I founded Upstream because, time and time again, I would hear from young people about how their lives were made more challenging by unintended pregnancies. By reflecting on examples of our work in places like Delaware, I truly believe our work has an impact on people’s lives. Guttmacher 2021 data shows trends that unintended pregnancy decreased by nearly 20% in Delaware from 2014 to 2017. This decline is more than twice the average for all states included in the report. Looking back at how far we have come, and how far we still have to go, our mission is more urgent than ever before.
From our partners, we also know about the challenges involved in providing same-day, patient-centered access to the full range of contraceptive methods. It is a true pleasure to work in partnership with these health centers to assist them in providing patients with the best-in-class, non-coercive contraceptive care they deserve. This day isn’t about Upstream but about hearing and honoring stories from everyone, including our partners and staff, about why contraceptive care matters to them. I want to share a couple highlights from the webinar that really resonated with me.
“High quality, conscious care is necessary to create the success of your dream. It’s about the founding principles of our nation, life, liberty, pursuit of happiness for all people. Contraception is about women and people at risk of pregnancy and timing the number of pregnancies that they would like to have, but it’s also more than that. It’s about partners. It’s about families being able to create the life of their dreams. Contraception is essential to the success of our nation. It helps people share their talents, so as individuals, we feel fulfilled and happy.” – Dr. Emily Godfrey, CLC Member, Located in WA
“I did not know this when I first started working in women’s reproductive health, but contraception access was something I actually truly did care about and I found that it was one of my core values. I’ve been working in reproductive healthcare for over a decade now. I worked as a front desk health care assistant, also as a medical assistant doing that actual direct patient centered care, and I loved it. I literally saw how in a five-minute conversation somebody can get something they need, and their life changes. Everybody deserves this!” – Felicia Hernandez, Upstream USA
“I keep coming back to the contraceptives idea, as revolutionary as it may seem for some, that we are not empty vessels waiting to become impregnated. We are people who have hopes, dreams and aspirations. Contraceptive access is an important piece that helps us reach those goals whether they be to delay pregnancy for a period of time or over the course of a lifetime.” – Stephanie Avila, Providence Community Health Center.

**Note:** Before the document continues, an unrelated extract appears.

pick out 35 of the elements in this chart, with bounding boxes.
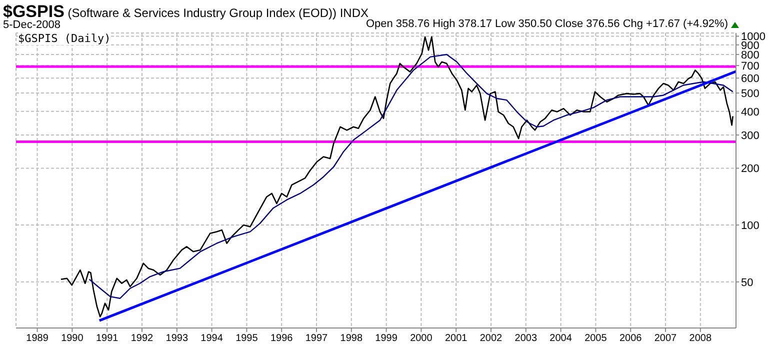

“I share my experiences today, because ultimately this is the kind of decision that I want all women and patients to have and it’s not one that many people have the privilege of having. But through the work at Upstream, I have seen the difference that our healthcare center partners can make in patients’ lives, and that patients can also decide how they want to shift their life. This is why I’m so passionate about contraceptive care and contraceptive access. This is why I do what I do!” – Ellen Freeman, Upstream USA
The stories and thoughts shared during our WCD event are a poignant reminder of why the work of ensuring equitable access and contraceptive care matters and the impact it can have on our communities. I am forever grateful to the primary care providers for being part of the ecosystem that offers contraceptive care, all while still meeting the demands of COVID. We are humbled and grateful to be able to partner with these agencies to ensure they can meet their patients’ contraceptive needs.